This action and the decision by the White House to no longer accept requests for information from democrats in Congress and the decision by the republicans in the Senate to force a 30 hour democratic filibuster of one of the blocked judicial nominees are coordinated. It is part of an ongoing republican strategy that the democratic party should be prevented from defining itself in the minds of the voters. Rather the RNC should define the democratic party. In fact, the republican party spends far more money and man hours defining the democratic party than the democratic party does.
From a recent memo by RNC Chairman Ed Gillespie:
As the Democrat Party gets smaller, it becomes more liberal, elitist and angry. And as it becomes more liberal, elitist and angry, it gets smaller.
http://www.idgop.org/news.asp?PID=354Everything the republican party says and does leading up to the election will attempt to reinforce this message.
We seem to be approaching the culmination of a far reaching strategy developed and implemented over a long period of time. The first element of this strategy was to recruit and train, with nationally solicited funds, republican candidates for local elections with the idea that these candidates would later run for the state legislature and then Congress. This began more than 20 years ago and was the original purpose of GOPAC.
But GOPAC evolved from just a recruitment and training organization to a propaganda machine. The purpose of the propaganda was to make sure that the republican party defined the democratic party in the minds of as many voters as possible. That became a second element of the republican strategy. In the last 10 years or so democratic candidates and the democratic party have allowed that to occur.
Since Newt Gingrich took over GOPAC, the republican strategy has included trying to marginalize the democratic party by painting it as extremist in its liberalism. This is why a republican candidate for any office higher than dogcatcher is trained to use the famous GOPAC words when referring to a democratic opponent or the democratic party. It is also why the republican party spends millions of dollars every year and employs hundreds of people solely to make the democratic party appear too liberal for most independent voters.
Another element to the republican strategy was to focus on redistricting. The RNC spent tens of millions of dollars on state legislature elections in the late 1990's and especially the 2000 election. According to Jim Nicholson back in 1999, the then RNC Chairman, the reason this was done was so that republicans would control more of the redistricting done after the 2000 census. Although the obvious goal of redistricting was to create more republican districts, another element of this strategy came to light just after the recent Texas redistricting.

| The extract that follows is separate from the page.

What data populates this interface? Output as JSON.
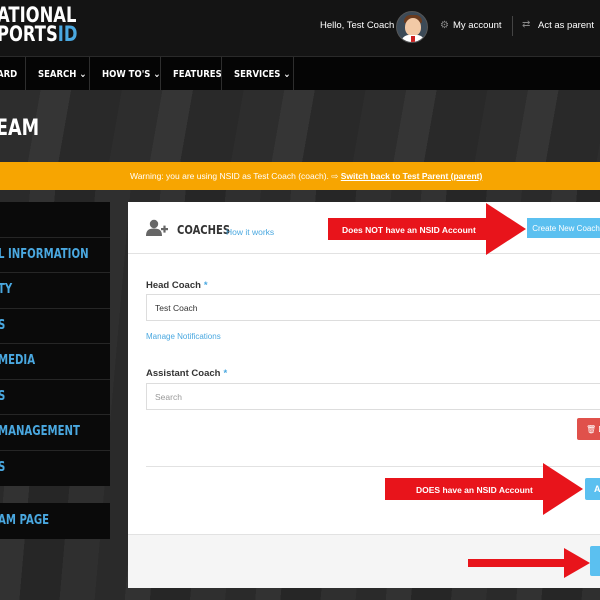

The Texas redistricting continued implementing the republican strategy of defining the democratic party as too liberal. In effect it combined the redistricting strategy with the definition strategy. The redistricting did not seek to eliminate liberal democrats in the Texas Congressional delegation. Rather it sought to eliminate the more conservative to moderate white democrats and guarantee the re-election of only the most liberal minority democrats. This is part of a strategy described by Tom DeLay to make the democratic party the party of blacks, feminists, homosexuals, and extremist liberal groups like ELF. It has been said that DeLay's goal is that there will not be a white democrat left in Texas. This redistricting strategy will be followed in other states whenever the republicans get the opportunity, even if that does not occur until after the 2010 census.
Karl Rove has talked many times of his goal of making the republican party the dominant party for the next several generations on the national, state and local levels.
The republican strategy to become the dominant party has been well thought out and developed, and well implemented on a national scale. It has been depressingly effective in my opinion. It irritates me that the democratic party apparently has no strategy to counter it.